MEU FIEL AMIGO "KARAJAN"
Um dia eu tive um canil: um canil de pastores alemães. Durante um bom tempo convivi com a correria de um criador, com a preocupação de cuidar daqueles que acabaram sendo meus amigos de quatro patas. Conversava com uns, aprendia com outros e acabei por chegar à conclusão que era necessária a presença de um macho capaz de gerar filhos com as qualidades que eu via apontadas nos mais diversos manuais onde encontravam-se descritas as características da raça.
Depois de andar aqui e ali, encontrei um amigo que afirmou : "posso te atender como você precisa". Tenho um macho muito bonito que "precisa de um dono". Infelizmente esse animal ficou nas mãos de pessoas que não cuidaram bem dele e como consequência tem alguns problemas e tornou-se arredio.
Na ocasião eu tinha uma SUV e fui buscá-lo em outra cidade e voltei para casa com ele preso pela guia na parte de trás do veículo. Ele já estava com quase dois anos e portanto era uma animal formado.
Não me estranhou desde o primeiro momento, mas também não me deu a mínima atenção!
Ao chegarmos a nosso destino começou uma maratona de uns quarenta dias pois ele apenas tomava água e não prestava atenção na comida e passou a emagrecer. Preocupado eu não sabia mais o que fazer vitaminas não surtiam efeito, a ração era a que ele comia, e quando eu levava comida, trocava a água e limpava o seu espaço ficava a andar à minha volta sem manifestar nenhuma reação. Nessas ocasiões me perguntava: seria eu apenas um obstáculo a ser observado?
Um dia intrigado sentei-me no tablado no qual ele dormia. Nesse momento ele, com aqueles caninos brancos e nada pequenos, circulava incessantemente à minha volta. Ofereci a ração: nem tomou conhecimento. Em determinado instante, acho que zonzo de tantas voltas, sentou a meu lado com a sua pequena mandíbula próxima de mim. Tive então a ideia de colocar a ração na palma da minha mão ....e ele comeu, coloquei mais e lá se foi a segunda porção e depois a terceira e até que acabou.
No dia seguinte a cena se repetiu ele só aceitava comer se eu estivesse sentado e ele deitado a meu lado comia, não no prato, mas na minha mão. Os dias passaram e ele foi recuperando o peso, seus olhos ganharam um novo brilho e não percebi nenhum sinal de comportamento arredio.
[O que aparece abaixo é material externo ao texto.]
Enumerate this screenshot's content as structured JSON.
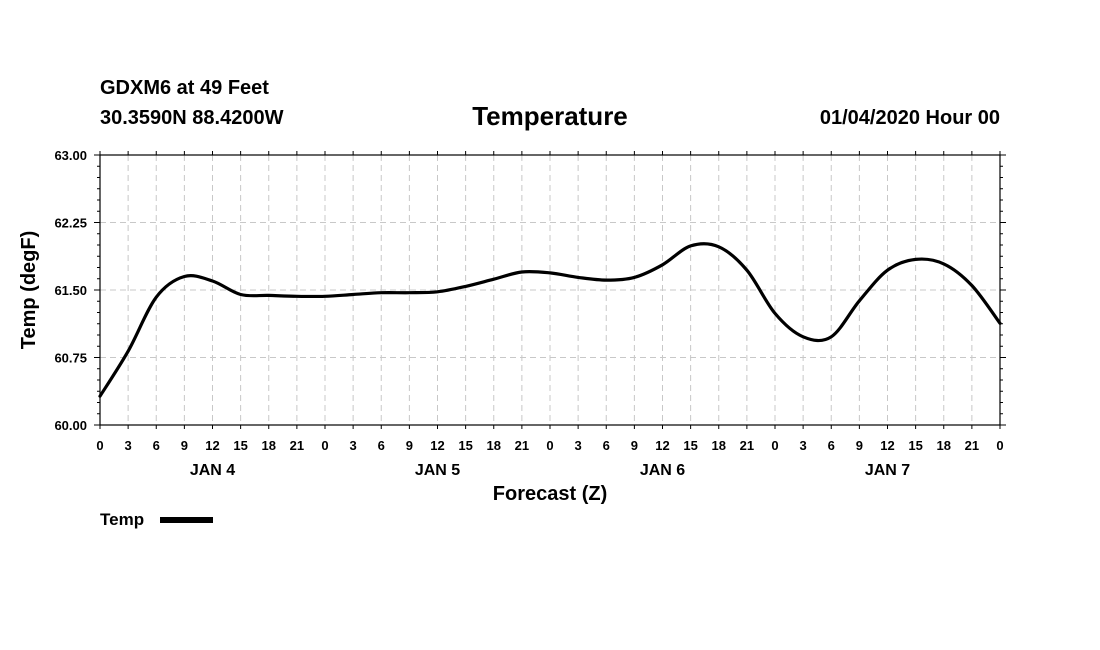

Passou a me acompanhar e comecei a perceber que sabia exatamente como eu estava em cada momento, em cada dia, em cada semana. Não mais eu que aturava as suas manias, mas ele que aturava as minhas.
Em uma ocasião eu estava muito aborrecido com uma noticia de falecimento de uma pessoa distante e tinha de ir à cidade buscar uma pessoa que chegaria de ônibus. Sabe aqueles momentos que você está bem longe a flutuar em suas lembranças esse era meu momento. No caminho, parei para abastecer o carro, e ele rosnou como que avisando ao frentista para não se aproximar muito de mim.
Na rodoviária, encostei o veículo, e quando percebi ele estava com a cabeça em meu ombro sem fazer nada apenas em silêncio.
Em outra ocasião fui à uma exposição de pastores e cansado acabei por sentar-me à sombra de uma árvore: ele fez o mesmo e em silêncio observava quem ia e vinha e só se levantava quando alguém se aproximada um pouco mais e avisava que estava ali de guarda. Naquela ocasião, o amigo que mencionei, se aproximou chamou-o e depois me perguntou: como você conseguiu isso. Ri e falei: "comeu na palma da minha mão, e assim tornou-se meu melhor amigo".
Fomos durante bons anos muito amigos, mas cães vão embora muito cedo e a hora dele acabou por chegar.
Hoje resta a lembrança e algumas fotos arquivadas com carinho.
O Karajan ou Kara para os íntimos era fiel, dedicado, companheiro, não media esforços para ser amigo (muito mais do se pode imaginar), obediente e como guarda não deixava dúvidas de quem era e porque estava ali.
Hoje ele está a dormir à sombra de um pé de jaca, ou como alguns dizem transformou-se em uma estrelinha que está brilhando em noites de lua clara ou em noites de temporal por tras das nuvens carregadas.
Assim é a vida, inicio, meio e fim, e o Karajan, hoje é apenas uma ótima lembrança e uma DOCE saudade.